Broken OpenCL Runtime in Latest Drivers - Not Spec Conformant?

Hello,

This issue applies for 346* and 352* for linux x86_64. You can see two of my discussions on other websites here (the first one is more detailed):

  • https://www.khronos.org/message_boards/showthread.php/11619-NVIDIA-Multi-Device-Command-Queue-Concurrency-Issue
  • http://stackoverflow.com/questions/31758669/opencl-multi-device-commandqueue-concurrency-issue-nvidia
  • Essentially, my software, which absolutely should execute in parallel w.r.t. clEnqueue* calls on different (device exclusive) CommandQueues according to page 25 of the OpenCL 1.1 spec:

    " It is possible to associ ate multiple queues with a single context. These queues run concurrently and independently with no explicit mechanisms within OpenCL to synchronize between them. "

    is not doing that at all, regardless of whether I specify in, or out-of-order execution (that shouldn’t matter anyway). I did confirm that CUDA applications can run concurrently (see first post, near bottom of first page).

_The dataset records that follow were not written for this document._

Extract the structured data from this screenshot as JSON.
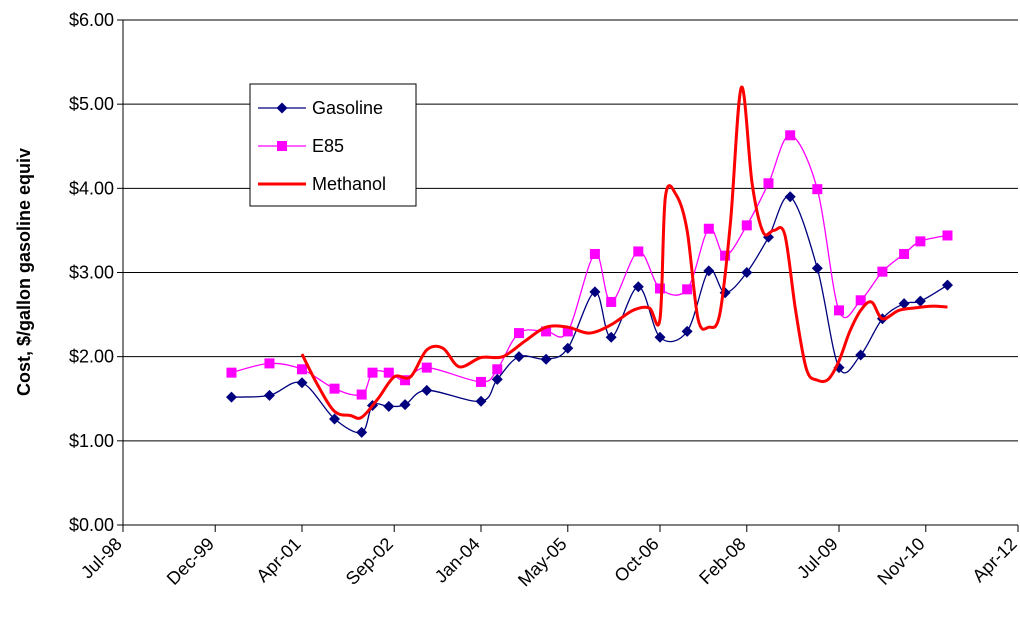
{
  "chart_data": {
    "type": "line",
    "title": "",
    "xlabel": "",
    "ylabel": "Cost, $/gallon gasoline equiv",
    "ylim": [
      0,
      6
    ],
    "xlim": [
      "1998-07",
      "2012-04"
    ],
    "y_ticks": [
      "$0.00",
      "$1.00",
      "$2.00",
      "$3.00",
      "$4.00",
      "$5.00",
      "$6.00"
    ],
    "x_ticks": [
      "Jul-98",
      "Dec-99",
      "Apr-01",
      "Sep-02",
      "Jan-04",
      "May-05",
      "Oct-06",
      "Feb-08",
      "Jul-09",
      "Nov-10",
      "Apr-12"
    ],
    "x_tick_dates": [
      "1998-07",
      "1999-12",
      "2001-04",
      "2002-09",
      "2004-01",
      "2005-05",
      "2006-10",
      "2008-02",
      "2009-07",
      "2010-11",
      "2012-04"
    ],
    "grid": "horizontal",
    "legend_position": "top-left",
    "series": [
      {
        "name": "Gasoline",
        "color": "#00007f",
        "marker": "diamond",
        "line": "thin",
        "x": [
          "2000-03",
          "2000-10",
          "2001-04",
          "2001-10",
          "2002-03",
          "2002-05",
          "2002-08",
          "2002-11",
          "2003-03",
          "2004-01",
          "2004-04",
          "2004-08",
          "2005-01",
          "2005-05",
          "2005-10",
          "2006-01",
          "2006-06",
          "2006-10",
          "2007-03",
          "2007-07",
          "2007-10",
          "2008-02",
          "2008-06",
          "2008-10",
          "2009-03",
          "2009-07",
          "2009-11",
          "2010-03",
          "2010-07",
          "2010-10",
          "2011-03"
        ],
        "y": [
          1.52,
          1.54,
          1.69,
          1.26,
          1.1,
          1.42,
          1.41,
          1.43,
          1.6,
          1.47,
          1.73,
          2.0,
          1.97,
          2.1,
          2.77,
          2.23,
          2.83,
          2.23,
          2.3,
          3.02,
          2.76,
          3.0,
          3.42,
          3.9,
          3.05,
          1.87,
          2.02,
          2.45,
          2.63,
          2.66,
          2.85
        ]
      },
      {
        "name": "E85",
        "color": "#ff00ff",
        "marker": "square",
        "line": "thin",
        "x": [
          "2000-03",
          "2000-10",
          "2001-04",
          "2001-10",
          "2002-03",
          "2002-05",
          "2002-08",
          "2002-11",
          "2003-03",
          "2004-01",
          "2004-04",
          "2004-08",
          "2005-01",
          "2005-05",
          "2005-10",
          "2006-01",
          "2006-06",
          "2006-10",
          "2007-03",
          "2007-07",
          "2007-10",
          "2008-02",
          "2008-06",
          "2008-10",
          "2009-03",
          "2009-07",
          "2009-11",
          "2010-03",
          "2010-07",
          "2010-10",
          "2011-03"
        ],
        "y": [
          1.81,
          1.92,
          1.85,
          1.62,
          1.55,
          1.81,
          1.81,
          1.72,
          1.87,
          1.7,
          1.85,
          2.28,
          2.3,
          2.3,
          3.22,
          2.65,
          3.25,
          2.81,
          2.8,
          3.52,
          3.2,
          3.56,
          4.06,
          4.63,
          3.99,
          2.55,
          2.67,
          3.01,
          3.22,
          3.37,
          3.44
        ]
      },
      {
        "name": "Methanol",
        "color": "#ff0000",
        "marker": "none",
        "line": "thick",
        "x": [
          "2001-04",
          "2001-07",
          "2001-10",
          "2002-01",
          "2002-03",
          "2002-06",
          "2002-09",
          "2002-12",
          "2003-03",
          "2003-06",
          "2003-09",
          "2004-01",
          "2004-05",
          "2004-09",
          "2005-01",
          "2005-05",
          "2005-09",
          "2006-01",
          "2006-05",
          "2006-08",
          "2006-10",
          "2006-11",
          "2007-01",
          "2007-03",
          "2007-05",
          "2007-07",
          "2007-09",
          "2007-11",
          "2008-01",
          "2008-03",
          "2008-05",
          "2008-07",
          "2008-09",
          "2008-11",
          "2009-01",
          "2009-03",
          "2009-05",
          "2009-07",
          "2009-09",
          "2009-11",
          "2010-01",
          "2010-03",
          "2010-06",
          "2010-09",
          "2010-12",
          "2011-03"
        ],
        "y": [
          2.03,
          1.65,
          1.35,
          1.3,
          1.28,
          1.5,
          1.76,
          1.76,
          2.08,
          2.1,
          1.88,
          1.99,
          2.0,
          2.18,
          2.35,
          2.35,
          2.28,
          2.38,
          2.55,
          2.58,
          2.45,
          3.9,
          3.92,
          3.5,
          2.45,
          2.35,
          2.5,
          3.6,
          5.2,
          4.05,
          3.48,
          3.5,
          3.45,
          2.55,
          1.85,
          1.72,
          1.73,
          1.95,
          2.3,
          2.55,
          2.65,
          2.45,
          2.55,
          2.58,
          2.6,
          2.59
        ]
      }
    ]
  }
}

    I would appreciate some NVIDIA support on this, as it seems to imply that a fundamental component of the OpenCL spec is not working as advertised (if this is not a problem on my end, this is a serious issue). The drivers are advertised as supporting OpenCL 1.1 (and now 1.2), and they should probably do what they claim to…

    Additionally, if someone here is running 2+ AMD cards, I would appreciate it greatly if you could confirm that my code runs concurrently with either textual or graphic profiler output. You can clone my repo here:

    https://github.com/stevenovakov/learnOpenCL

    please checkout the simple_events branch only (as it is how I would write a typical OpenCL application).

    You may want to file a bug at developer.nvidia.com

    I’m not an OpenCL expert.

    It’s evident from the second profiler “output” depicted on your stackoverflow posting that it is manufactured from the first.

    It’s possible that the H->D overlap and the D->H overlap that you are depicting is not possible due to your specific motherboard configuration. If the GPUs are sharing a host PCIE link (i.e. there is a PCIE switch on your motherboard), then the transfers to one device will serialize with the transfers to the other device. That’s a somewhat less common motherboard config (though certainly possible) and since I don’t know what your motherboard config is, I’ll leave it at that.

    I don’t put a lot of stock in the above comment, because even if that were the case, the kernel call to the first GPU should overlap with the copy operations to the second GPU and I don’t see that, but I don’t know all the nuances of buffer pinning in openCL that would be needed to observe that.

    Thanks for the reply.

    Yep, as stated, it is manufactured (kolourpaint4 hack job…). I made that clear.

    My CPU has 40x transceivers, I’m using Asus X-99A which has support for up to 3 way SLI. I don’t think this comes into play with X99, at least for 2 GPUs. As only one PCIe3.0x16 slot (the third, occupied by something that isn’t a GPU atn) is specified to be behind a switch. I could understand this being a concern for Z97 boards, for example, with CPUS having only 16 transceivers…

    Thanks, I will report it as a bug.